Isabella has a procedure here. She doesn't want to be caught on security cameras. She could just beam the plans down, but it would be hard to get them precisely targeted. She has a nice concealing outfit and a mini-EMP to disable surveillance devices long enough to find someone's desk and plunk down her gifts.
They are presently out of the system and warping along to the next. Isabella falsifies her records. "...Say, do you want to double-check my track-covering? No one's actually dug suspiciously around in my travel logs so I don't know if I'm doing a competent job at making it look like I wasn't around when 'warp was discovered' in the relevant systems."
Isabella's logs show - at least to casual inspection - that while she has visited all the systems that have mysteriously acquired warp (except for El'el Prime, which acquired warp while she was active but is not listed at all), it was never at the right time (except once when it was; it would not do to always be slightly off). Sometimes she finishes her surveys of those systems a week before, sometimes a month later.
"You should probably arrange to not have visited more of them," he comments. "Even with shifting the timing, it's a pattern, and it's not like there's a crowd of other ships visiting these systems that you can get lost in. There's the problem of refueling history, but I'm sure we can figure out a way around that if we try."
"You know," he says, "I could probably lead a less risky life if I tried really hard, but I don't actually set out to be captured by Klingons or robbed at gunpoint or almost raped or whatever. These things happen by accident. They're not so common in the world we live in now - well, Klingons are a special case - but I was born in a very different world. How much do you even know about prewarp Earth?"

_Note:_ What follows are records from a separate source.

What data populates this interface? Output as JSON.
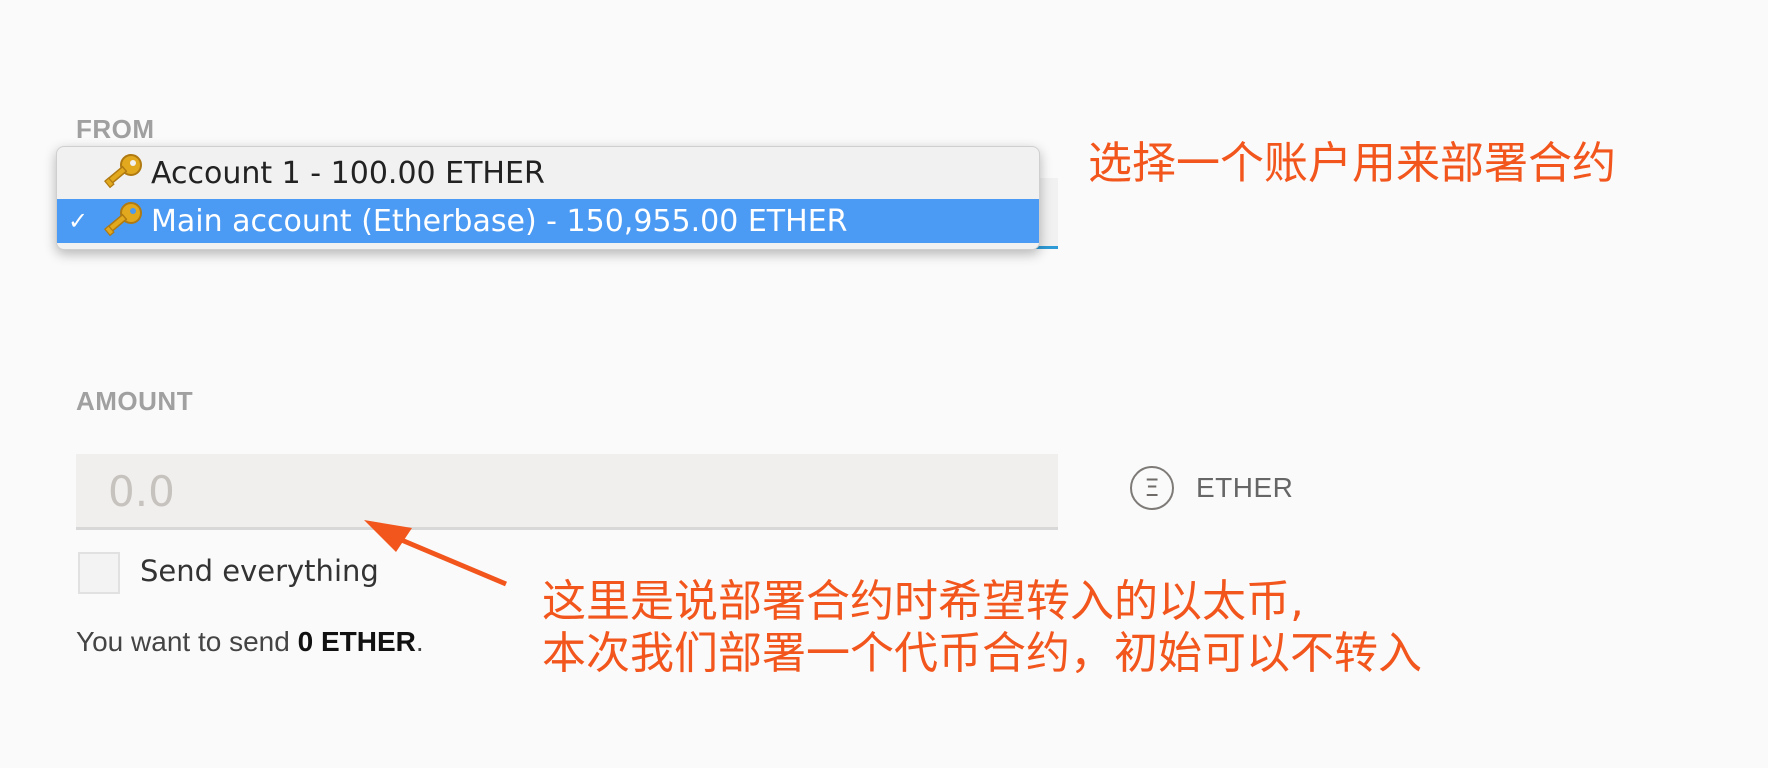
{
  "from": {
    "label": "FROM",
    "options": [
      {
        "name": "Account 1 - 100.00 ETHER",
        "selected": false
      },
      {
        "name": "Main account (Etherbase) - 150,955.00 ETHER",
        "selected": true
      }
    ],
    "check_mark": "✓",
    "icon": "key-icon"
  },
  "amount": {
    "label": "AMOUNT",
    "placeholder": "0.0",
    "value": "",
    "unit_symbol": "Ξ",
    "unit": "ETHER",
    "unit_icon": "ether-icon"
  },
  "send_everything": {
    "label": "Send everything",
    "checked": false
  },
  "summary": {
    "prefix": "You want to send ",
    "amount": "0 ETHER",
    "suffix": "."
  },
  "annotations": {
    "top": "选择一个账户用来部署合约",
    "bottom_line1": "这里是说部署合约时希望转入的以太币,",
    "bottom_line2": "本次我们部署一个代币合约，初始可以不转入",
    "color": "#f2561d"
  },
  "colors": {
    "accent": "#2e9bd6",
    "selected_option": "#4b9af3",
    "annotation": "#f2561d"
  }
}
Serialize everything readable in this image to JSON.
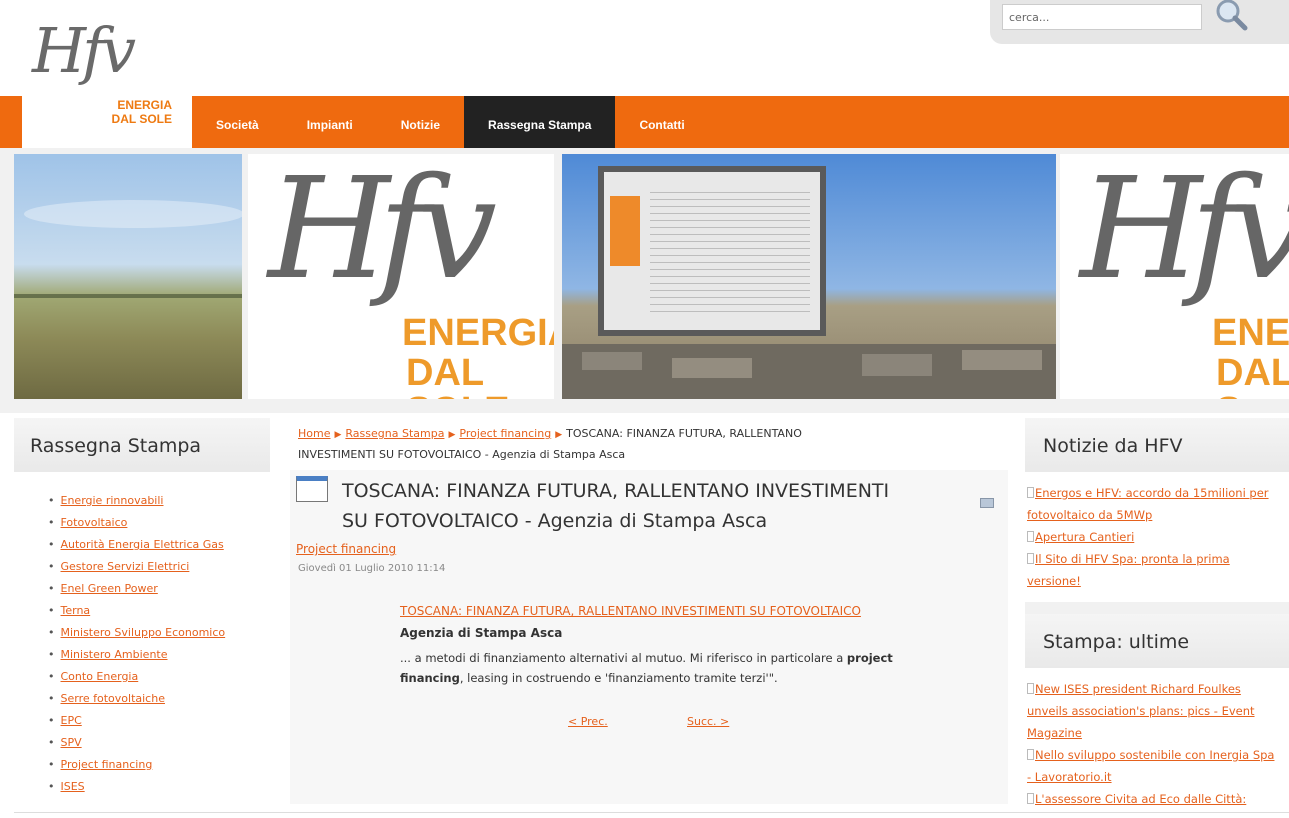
{
  "header": {
    "logo_mark": "Hfv",
    "logo_line1": "ENERGIA",
    "logo_line2": "DAL SOLE",
    "search_placeholder": "cerca..."
  },
  "nav": {
    "items": [
      {
        "label": "Società"
      },
      {
        "label": "Impianti"
      },
      {
        "label": "Notizie"
      },
      {
        "label": "Rassegna Stampa",
        "active": true
      },
      {
        "label": "Contatti"
      }
    ]
  },
  "banner": {
    "mark": "Hfv",
    "line1": "ENERGIA",
    "line2": "DAL SOLE",
    "line1_cut": "ENEF",
    "line2_cut": "DAL S"
  },
  "left_sidebar": {
    "title": "Rassegna Stampa",
    "items": [
      "Energie rinnovabili",
      "Fotovoltaico",
      "Autorità Energia Elettrica Gas",
      "Gestore Servizi Elettrici",
      "Enel Green Power",
      "Terna",
      "Ministero Sviluppo Economico",
      "Ministero Ambiente",
      "Conto Energia",
      "Serre fotovoltaiche",
      "EPC",
      "SPV",
      "Project financing",
      "ISES"
    ]
  },
  "breadcrumb": {
    "home": "Home",
    "section": "Rassegna Stampa",
    "category": "Project financing",
    "current_line1": "TOSCANA: FINANZA FUTURA, RALLENTANO",
    "current_line2": "INVESTIMENTI SU FOTOVOLTAICO - Agenzia di Stampa Asca"
  },
  "article": {
    "title_line1": "TOSCANA: FINANZA FUTURA, RALLENTANO INVESTIMENTI",
    "title_line2": "SU FOTOVOLTAICO - Agenzia di Stampa Asca",
    "category": "Project financing",
    "date": "Giovedì 01 Luglio 2010 11:14",
    "link_title": "TOSCANA: FINANZA FUTURA, RALLENTANO INVESTIMENTI SU FOTOVOLTAICO",
    "source": "Agenzia di Stampa Asca",
    "excerpt_a": "... a metodi di finanziamento alternativi al mutuo. Mi riferisco in particolare a ",
    "excerpt_b1": "project",
    "excerpt_b2": "financing",
    "excerpt_c": ", leasing in costruendo e 'finanziamento tramite terzi'\".",
    "prev": "< Prec.",
    "next": "Succ. >"
  },
  "right_sidebar": {
    "news_title": "Notizie da HFV",
    "news": [
      "Energos e HFV: accordo da 15milioni per fotovoltaico da 5MWp",
      "Apertura Cantieri",
      "Il Sito di HFV Spa: pronta la prima versione!"
    ],
    "press_title": "Stampa: ultime",
    "press": [
      "New ISES president Richard Foulkes unveils association's plans: pics - Event Magazine",
      "Nello sviluppo sostenibile con Inergia Spa - Lavoratorio.it",
      "L'assessore Civita ad Eco dalle Città:"
    ]
  },
  "colors": {
    "accent": "#ef6a0f",
    "link": "#e5611d",
    "nav_active": "#222222"
  }
}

"Imagine you're completely alone," he says softly. "If anyone you meet finds out anything true about who you are or where you came from, and gets to the authorities with it, you'll probably be killed. But you have to get money from somewhere, because nothing's free, and you're not sure if you can starve to death but you don't want to find out by trying it. You speak a dozen languages and you're familiar with thousands of years of cultural and political and military history from all over the planet, but nobody ever taught you how to get a job, cook, wash the dishes, do laundry, buy something from a store... you have to figure all that out by yourself, and hope nobody gets suspicious if you do it wrong. That's the world I grew up in. With crime rates hundreds of times what you're used to. 'I avoid situations where I might have to kill somebody' is the kind of thing you only say when you've never had to choose between the street where you'll probably get mugged and the street where you'll probably get arrested."